Tomorrow is International Women’s Day. It’s a day that I always mark because I feel such a deep sense of injustice about enduring gender inequality and a passionate desire to change it. It upsets me and it makes me angry. Last year I wrote about this anger — my anger — and also about the unacceptability of anger, particularly when expressed by women.
This year the theme of International Women’s Day’s is #choosetochallenge. You don’t have to be angry in order to challenge, but if you are a woman and you do challenge, you are often accused of being angry. And — as already noted — this is not a good thing.
I am someone that challenges. Anyone who knows me in any sphere of life, knows this about me. I know this about myself. It is part of my DNA. It comes from a deep, deep wish for things to be better, for us to be better, for ME to be better. Over the years I have learned a lot about what it means to challenge, what it takes to do so effectively and skilfully and — perhaps most of all — the personal impact of being a challenger. Some respect and love you for it. Many do not and it is not uncommon to find yourself on the outside, or, as I once wrote, on the ‘outer side’. I have come to realise that being on the ‘outer side’ is my place. I am not a ‘cosying up with the majority’ person. I will not (perhaps even cannot) sacrifice conviction for (false) harmony. I value independent thought and enquiring minds and spirits that are able to take a stand even when it makes them unpopular. This is most possible from the ‘outer side’.
I am not suggesting, by the way, that I always challenge skilfully. I do know that I have learned ways of mixing challenge with empathy and love and humour even, such that it lands more effectively. I have also learned that there are moments to express the challenge you want to make and moments when not, in order to avoid confrontation and escalation. I have learned too that sometimes things just have to be said, even if harmony is broken and there is fall-out. I have experienced that fall-out and felt the consequences of it many times. I continue to learn. But one thing I will never do is stop challenging. If I did, it would be a worrying sign that my life force was dwindling and my spirit fading.
Given all of the above, you can probably imagine how delighted I am about the theme for IWD2021. I have a lot to say on the subject. In a similar way to the angry women thing, I have a hunch that women who challenge are more likely to be unpopular. I also know there is an awful lot in the world that needs to be challenged and most certainly when it comes to the topic of gender inequality. It would be powerful beyond measure if more of us could find what we need to take a stand and challenge this.
So what does it require of us to speak out, to call people out and to challenge the status quo? What does it mean to challenge the boss who hires and promotes in his own image, or continues to endorse a system where women are paid less than men? What does it take to challenge the colleague who makes comments about ‘over emotional’ or ‘bossy’ women in the team? Or the all-male team that regularly criticises you, their female boss, for your leadership decisions but praises and thanks you when you cook dinner for them one evening (and clean up after them)? What does it take to speak out about perceived bias and discrimination within a system of which you are a part and in which you would like to stay and succeed?
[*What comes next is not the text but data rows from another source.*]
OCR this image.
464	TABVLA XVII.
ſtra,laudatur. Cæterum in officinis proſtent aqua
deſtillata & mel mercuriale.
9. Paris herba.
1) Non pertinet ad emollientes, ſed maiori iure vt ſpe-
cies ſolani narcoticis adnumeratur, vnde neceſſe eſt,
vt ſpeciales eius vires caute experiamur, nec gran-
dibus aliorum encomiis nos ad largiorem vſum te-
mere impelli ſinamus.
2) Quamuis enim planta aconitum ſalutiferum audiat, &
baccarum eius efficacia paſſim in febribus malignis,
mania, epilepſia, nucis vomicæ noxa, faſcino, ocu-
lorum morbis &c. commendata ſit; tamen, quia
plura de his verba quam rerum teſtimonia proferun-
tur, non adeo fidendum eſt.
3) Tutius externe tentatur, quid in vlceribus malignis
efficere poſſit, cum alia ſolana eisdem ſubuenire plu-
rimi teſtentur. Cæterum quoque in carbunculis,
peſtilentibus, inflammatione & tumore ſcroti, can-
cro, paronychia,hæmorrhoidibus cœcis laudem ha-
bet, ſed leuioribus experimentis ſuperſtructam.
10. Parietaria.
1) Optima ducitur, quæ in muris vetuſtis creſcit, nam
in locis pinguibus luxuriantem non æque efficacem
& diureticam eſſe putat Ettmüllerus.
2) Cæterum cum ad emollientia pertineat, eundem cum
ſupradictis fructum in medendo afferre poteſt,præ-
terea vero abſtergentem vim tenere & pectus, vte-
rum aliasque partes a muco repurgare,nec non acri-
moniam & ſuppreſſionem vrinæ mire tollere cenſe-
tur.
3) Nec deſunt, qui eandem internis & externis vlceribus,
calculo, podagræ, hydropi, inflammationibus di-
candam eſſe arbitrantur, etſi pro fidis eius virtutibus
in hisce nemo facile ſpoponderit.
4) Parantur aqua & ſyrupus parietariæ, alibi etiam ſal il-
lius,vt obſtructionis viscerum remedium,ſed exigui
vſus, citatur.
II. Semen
A lot depends on context, of course and a lot depends on the individual. I could not begin to speak for everyone. I do believe, however, that no matter how skilful and thoughtful you are about how you do it, you may still end up a little further out on a limb. All the more so if you have done it before. And that is regardless of your gender and regardless of the subject. But make the subject gender inequality — a subject that comes with a particular emotive charge — and make the challenger a woman and the stakes are even higher.
Claire Genkai Breeze and Khurshed Dehnugara talk about what it means to challenge in the following way in their fabulous book ‘100 Mindsets of Challenger Leaders’:
“You want the best for the place you belong to, but to challenge it means you need one foot outside and one foot inside the status quo. This is a destabilising, anxiety provoking and enlivening place to stand. Part of your work is to be neither subsumed by the establishment nor to let yourself become the Rebel that is completely disconnected from it”.
I totally understand what they mean. I have experienced that tightrope walk, that precarious dance requiring one foot in and one foot out. I agree that it is enlivening. I also agree that it is destabilising and anxiety provoking. I know that there is often the risk of increased alienation and you need to be ok with that, resilient enough to cope with that. But most importantly, perhaps, the urge to challenge needs to come from a deep desire to improve, rather than to damage, blame or destroy. This underlying motivation will colour the tone and delivery of the challenge you make and shape the degree to which it will land with those whom you are challenging. And this, after all is the point, right? To challenge and to influence. To challenge and to prompt new thinking. To challenge and to help bring about change.
My hope today is that we all respond to this enlivening call to action. May we all find it in ourselves to take a stand for gender equality and may we all choose to challenge more often from this day forward.